Preekstoel

Symbolische eenheid en overeenkomst met de twee communiebanken
In december 1926 sturen Jan Eloy en Leo Brom aan pastoor H.J. van de Ven hun ontwerpen voor de preekstoel en de twee communiebanken. Ze hebben dan al de opdracht gekregen voor de drie altaren en schrijven nu onder meer: ‘Naar onze mening is het van veel belang, dat de verschillende hoofdmeubelen der kerk door één hand worden ontworpen en uitgevoerd, in het belang van het verkrijgen eener rustige en plechtige harmonische eenheid in Uw kerk‘. De preekstoel en de twee communiebanken vormen zo visueel wel één geheel met het hoogaltaar. Aan de opstelling en de vormgeving van de preekstoel en de twee communiebanken ligt een dubbele symbolische gedachte ten grondslag waarbij het ten eerste gaat om het geloof in, de hoop op en de liefde van Christus door middel van het Heilig Sacrament. Ten tweede gaat het hier om de toezegging, de instelling en de voortzetting van het belangrijkste sacrament van de katholieke Kerk: de Eucharistie.

 

De Preekstoel  ↑
Detail linker en rechter bronzen reliëf  →
De Joden in het linker en rechter bronzen reliëf wenden zich van Jezus af en maken met hun hoofden en handen duidelijk kenbaar dat ze de woorden van Jezus niet geloven en zijn geloofsleer juist ontkennen.

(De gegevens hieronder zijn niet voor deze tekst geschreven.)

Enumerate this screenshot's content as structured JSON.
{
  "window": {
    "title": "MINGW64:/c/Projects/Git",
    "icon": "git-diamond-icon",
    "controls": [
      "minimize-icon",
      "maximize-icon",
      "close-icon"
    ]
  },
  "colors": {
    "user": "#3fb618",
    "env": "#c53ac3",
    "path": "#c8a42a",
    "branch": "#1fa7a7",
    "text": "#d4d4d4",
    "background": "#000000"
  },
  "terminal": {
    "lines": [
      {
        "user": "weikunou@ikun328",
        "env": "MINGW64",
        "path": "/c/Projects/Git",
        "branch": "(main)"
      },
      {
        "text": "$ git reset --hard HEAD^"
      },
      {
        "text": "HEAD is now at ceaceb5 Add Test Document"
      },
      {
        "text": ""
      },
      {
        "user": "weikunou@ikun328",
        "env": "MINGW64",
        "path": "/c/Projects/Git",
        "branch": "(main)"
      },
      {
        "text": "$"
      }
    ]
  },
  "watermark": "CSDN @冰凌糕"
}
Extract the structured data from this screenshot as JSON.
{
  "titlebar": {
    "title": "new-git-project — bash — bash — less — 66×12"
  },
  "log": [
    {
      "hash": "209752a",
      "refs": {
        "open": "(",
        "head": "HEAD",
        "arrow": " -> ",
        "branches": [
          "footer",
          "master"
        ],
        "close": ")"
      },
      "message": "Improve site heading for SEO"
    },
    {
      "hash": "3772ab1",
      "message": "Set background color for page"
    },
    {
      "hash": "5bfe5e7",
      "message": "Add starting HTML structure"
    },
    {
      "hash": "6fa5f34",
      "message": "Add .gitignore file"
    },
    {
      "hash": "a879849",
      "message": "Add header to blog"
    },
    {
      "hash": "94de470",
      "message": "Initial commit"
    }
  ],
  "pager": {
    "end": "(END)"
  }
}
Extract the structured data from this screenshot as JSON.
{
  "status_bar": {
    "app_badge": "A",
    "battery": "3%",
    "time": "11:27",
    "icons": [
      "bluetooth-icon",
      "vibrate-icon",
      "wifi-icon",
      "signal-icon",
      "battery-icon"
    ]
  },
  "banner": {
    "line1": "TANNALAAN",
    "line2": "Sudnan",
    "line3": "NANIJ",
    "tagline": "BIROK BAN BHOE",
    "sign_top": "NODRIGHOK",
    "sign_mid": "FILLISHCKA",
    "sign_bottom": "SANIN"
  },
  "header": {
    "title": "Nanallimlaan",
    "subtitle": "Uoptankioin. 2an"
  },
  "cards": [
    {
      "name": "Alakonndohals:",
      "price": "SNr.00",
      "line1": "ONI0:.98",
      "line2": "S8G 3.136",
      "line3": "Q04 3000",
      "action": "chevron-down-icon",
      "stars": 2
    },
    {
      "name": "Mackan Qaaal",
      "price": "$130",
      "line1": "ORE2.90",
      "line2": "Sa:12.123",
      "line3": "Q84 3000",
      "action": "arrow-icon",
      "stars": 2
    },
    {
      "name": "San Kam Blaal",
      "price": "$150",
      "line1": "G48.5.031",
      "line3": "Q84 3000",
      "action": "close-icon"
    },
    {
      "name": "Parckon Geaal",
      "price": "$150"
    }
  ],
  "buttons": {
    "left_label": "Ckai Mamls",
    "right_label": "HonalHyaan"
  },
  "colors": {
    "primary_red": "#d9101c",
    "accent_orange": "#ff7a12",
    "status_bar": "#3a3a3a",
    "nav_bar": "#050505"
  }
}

Op de preekstoel is door middel van teksten en reliëfs de toezegging van Christus uitgebeeld. In het evangelie van Johannes staat onder meer ‘Ik ben het levend brood dat uit de hemel is neergedaald. Zo iemand eet van dit brood, zal hij leven in eeuwigheid’. Op het middenpaneel van de preekstoel zie je Christus in gesprek met Petrus en twee andere apostelen. Deze teksten op de preekstoel zijn afgeleid van Johannes 6:67-69. In deze discussie met Christus geeft Petrus hier als antwoord ‘Gij hebt de woorden des eeuwigen levens‘ en ‘Wij hebben geloofd en erkend dat Gij zijt de Christus de Zoon van den levenden God‘. Het gaat hier om het geloof in de woorden van Christus.